Das 1. Photovoltaik-Symposium 2007 fand unter dem Motto „Neue Photovoltaiktechnologien Innovation durch Synergie“ mit über 230 Teilnehmern in der Fachwelt eine bemerkenswert starke Resonanz. Da sich die Photovoltaikindustrie in den zurück liegenden zwei Jahren in der Region Mitteldeutschland und speziell im Solar Valley Thalheim außerordentlich stürmisch entwickelt hat, soll mit dem 2. Symposium der international erreichte Fortschritt in Produktion, Technologie und Forschung auf dem Gebiet der Photovoltaik dokumentiert werden. Es wurden im Solar Valley Thalheim in kurzer Zeit mehr als 5000 neue Arbeitsplätze durch Erweiterung bestehender Firmen und Neuansiedlungen geschaffen. Neue Forschungskapazitäten entstanden nicht nur in der Photovoltaikindustrie vor Ort, sondern auch durch die Gründung des Solarclusters Mitteldeutschland. Durch Photovoltaik-Studiengänge und Stiftungsprofessuren erhielt die akademische Ausbildung an den mitteldeutschen Universitäten und Hochschulen ebenfalls starke Impulse.

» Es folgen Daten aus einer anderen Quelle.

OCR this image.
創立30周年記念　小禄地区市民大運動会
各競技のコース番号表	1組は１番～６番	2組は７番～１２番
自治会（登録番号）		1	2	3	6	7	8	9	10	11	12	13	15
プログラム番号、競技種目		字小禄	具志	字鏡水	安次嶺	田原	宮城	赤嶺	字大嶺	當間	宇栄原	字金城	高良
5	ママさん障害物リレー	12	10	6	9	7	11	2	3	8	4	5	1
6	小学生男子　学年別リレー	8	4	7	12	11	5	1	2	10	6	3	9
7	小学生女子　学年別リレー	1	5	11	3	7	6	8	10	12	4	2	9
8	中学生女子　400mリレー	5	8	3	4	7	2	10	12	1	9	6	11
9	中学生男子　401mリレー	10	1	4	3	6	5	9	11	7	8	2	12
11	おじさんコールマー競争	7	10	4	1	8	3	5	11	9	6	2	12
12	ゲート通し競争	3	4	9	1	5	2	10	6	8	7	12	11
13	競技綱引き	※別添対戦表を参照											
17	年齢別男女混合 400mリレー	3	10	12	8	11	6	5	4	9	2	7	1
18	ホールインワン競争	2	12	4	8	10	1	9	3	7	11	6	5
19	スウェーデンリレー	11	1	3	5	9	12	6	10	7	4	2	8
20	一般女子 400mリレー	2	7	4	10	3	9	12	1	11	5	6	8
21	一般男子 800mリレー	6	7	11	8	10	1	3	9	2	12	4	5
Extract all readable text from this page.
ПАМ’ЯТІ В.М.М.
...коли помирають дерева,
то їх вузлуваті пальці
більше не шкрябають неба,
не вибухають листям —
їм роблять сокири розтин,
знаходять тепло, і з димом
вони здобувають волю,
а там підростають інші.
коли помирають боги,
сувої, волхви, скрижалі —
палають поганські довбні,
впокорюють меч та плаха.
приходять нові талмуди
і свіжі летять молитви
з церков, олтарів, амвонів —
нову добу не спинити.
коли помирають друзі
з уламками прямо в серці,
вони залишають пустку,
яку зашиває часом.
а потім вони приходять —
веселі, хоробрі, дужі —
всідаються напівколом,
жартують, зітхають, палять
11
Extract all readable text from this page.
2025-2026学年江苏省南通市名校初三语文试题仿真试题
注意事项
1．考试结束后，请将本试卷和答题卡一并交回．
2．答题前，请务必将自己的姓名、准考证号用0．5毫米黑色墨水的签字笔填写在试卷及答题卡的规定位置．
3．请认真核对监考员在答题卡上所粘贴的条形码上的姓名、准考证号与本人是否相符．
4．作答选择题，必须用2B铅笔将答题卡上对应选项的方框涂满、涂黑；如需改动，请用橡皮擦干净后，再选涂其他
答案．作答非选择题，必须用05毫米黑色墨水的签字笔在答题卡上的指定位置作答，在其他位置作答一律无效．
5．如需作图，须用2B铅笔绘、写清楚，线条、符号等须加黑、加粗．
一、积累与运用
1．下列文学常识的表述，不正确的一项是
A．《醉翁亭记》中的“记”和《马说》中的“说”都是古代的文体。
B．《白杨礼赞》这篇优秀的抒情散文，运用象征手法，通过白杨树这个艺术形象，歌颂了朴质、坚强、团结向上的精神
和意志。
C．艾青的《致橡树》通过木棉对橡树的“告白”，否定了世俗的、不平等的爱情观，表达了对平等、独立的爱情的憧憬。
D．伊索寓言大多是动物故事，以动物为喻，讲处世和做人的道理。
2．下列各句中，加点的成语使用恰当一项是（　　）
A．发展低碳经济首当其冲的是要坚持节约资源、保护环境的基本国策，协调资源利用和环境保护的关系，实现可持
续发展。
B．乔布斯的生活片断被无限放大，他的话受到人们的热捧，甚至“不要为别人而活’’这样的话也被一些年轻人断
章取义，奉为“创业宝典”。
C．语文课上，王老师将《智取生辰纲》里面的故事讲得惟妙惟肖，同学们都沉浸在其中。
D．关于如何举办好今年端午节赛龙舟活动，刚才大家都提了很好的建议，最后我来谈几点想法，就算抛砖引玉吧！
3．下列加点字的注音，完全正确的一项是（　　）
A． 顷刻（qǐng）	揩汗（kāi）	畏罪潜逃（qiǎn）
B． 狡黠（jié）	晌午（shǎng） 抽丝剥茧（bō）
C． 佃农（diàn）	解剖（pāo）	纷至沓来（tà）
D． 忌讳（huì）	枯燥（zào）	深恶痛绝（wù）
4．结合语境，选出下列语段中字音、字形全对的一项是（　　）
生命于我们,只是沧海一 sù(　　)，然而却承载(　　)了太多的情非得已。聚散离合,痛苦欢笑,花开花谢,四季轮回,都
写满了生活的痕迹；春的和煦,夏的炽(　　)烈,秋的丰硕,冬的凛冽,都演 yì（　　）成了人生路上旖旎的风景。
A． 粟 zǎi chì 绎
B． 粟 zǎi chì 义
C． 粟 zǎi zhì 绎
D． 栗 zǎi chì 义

Der wirtschaftliche Standortvorteil der Region Bitterfeld-Wolfen für die geschilderte Entwicklung spiegelt sich auch in neuen Produktionskapazitäten für Solarsilizium wider, was ohne die synergetische Wechselwirkung von Chlor- und Siliziumchemie mit der silizium-basierten Solartechnologie nicht möglich gewesen wäre. Darüber hinaus besteht in der Region ein marktorientiertes Bündnis zur Weiterentwicklung und Optimierung der siliziumbasierten Solartechnologien sowie zur Entwicklung unkonventioneller Photovoltaik-Systeme, oft verbunden mit einer leistungsfähigen Glasindustrie.
Neben der siliziumbasierten Technologie zur Produktion von Solarzellen finden zunehmend auch alternative Technologien Anwendung, die z. B. auf Kupfer-Indium-Gallium-Diselenid (CIGS) basieren. Beide technologische Varianten zur Produktion von Solarzellen sowie -modulen und insbesondere die Entwicklung neuer Technologien erfordern in hohem Maße kooperative Wechselwirkungen mit speziellen Bereichen der Chemischen Industrie, der Polymerindustrie, der Glasindustrie, der Beschichtungstechnik sowie des Maschinenbaus. Hier finden sich die Ansatzpunkte für die angestrebte synergetische Vernetzung geeigneter Unternehmen mit der PV-Industrie und ihrer weiterhin dynamischen Entwicklung in Mitteldeutschland.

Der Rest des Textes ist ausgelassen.